Fibonacci price extensions show $ 2,600 as potential price target for gold
This weekly gold chart highlights a longer term Fibonacci price extension pattern. This suggests that $ 2,240 and $ 2,600 are likely to be price targets for gold if this rally continues. Many traders believe that the last 15+ months of sideways trading in gold has formed a “handle” for a larger “cup-n-handle” price pattern. Ideally, I would like to see a rally in gold above $ 1925 ~ 1940 before trying to confirm the “cup-n-handle” pattern.
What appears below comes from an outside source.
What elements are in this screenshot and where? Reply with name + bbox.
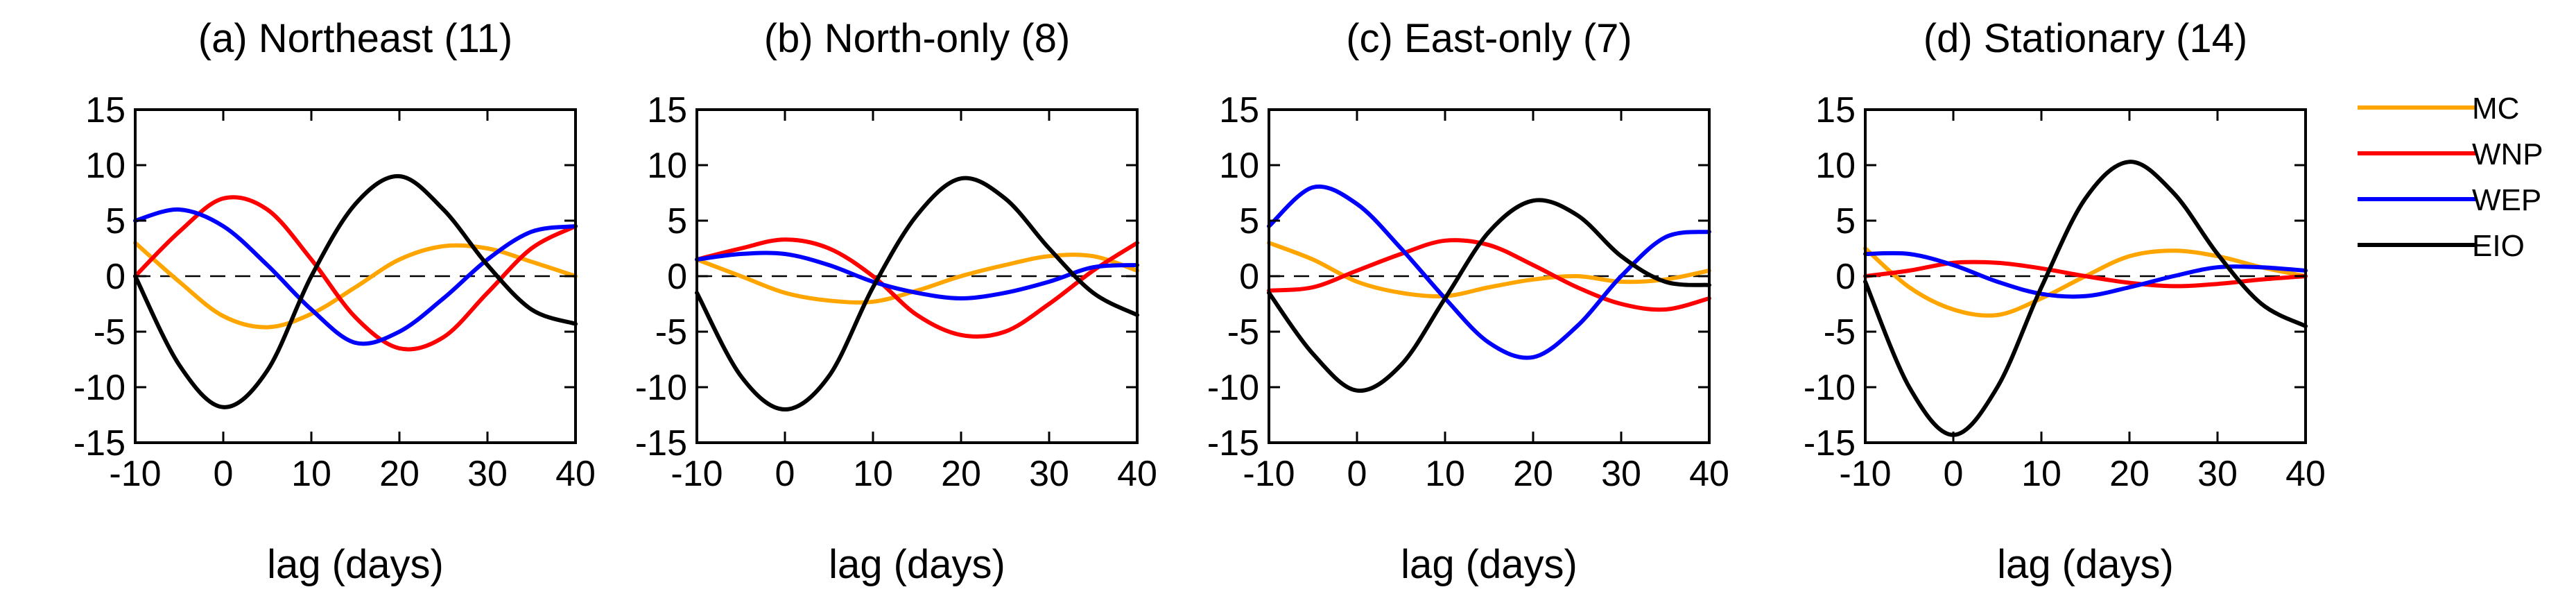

My interpretation of the world markets and gold is exactly as I said above. Gold is starting to become more attractive to global investors as the Chinese debt and economic crisis continues. The risks increase if the economic contraction in China / Asia continues. Global risks are already excessive after more than 24 months of extensive world central bank functions, easy credit and rising inflation. As a result of inflation, price pressures will eat away at the profits of many companies. Slowing consumer demand could create a big hole in demand for many assets.
Traders should prepare for a period of price volatility by the end of 2021 as these issues continue to resolve. My technical analysis suggests that this rally could continue until early January 2022. My cycle analysis indicates that a price trend change could begin after around January 18th. Yet I also believe that this potential gold rally is only just beginning and global worries could escalate as the US stock market recovers. This is because global traders are piling up in US assets / stocks while trying to avoid economic / debt issues in other parts of the world.
Gold will continue to react to this new worry and fear as it invades the minds of traders. Gold’s luster will likely continue to grow – which could push gold above $ 1950 before the end of 2021. Time will tell.
You want to know more ?
Follow my research and find out how I use specific tools to help me understand price cycles, configurations, and target price levels. Over the next 12-24 months, I expect significant price fluctuations in the US stock market and other asset classes around the world. I think markets are starting to move away from the phase of continued recovery in central bank support and could form a reassessment phase as global traders try to identify important next trends. Precious metals will likely start to act as a suitable hedge as caution and concerns cause traders / investors to turn to metals.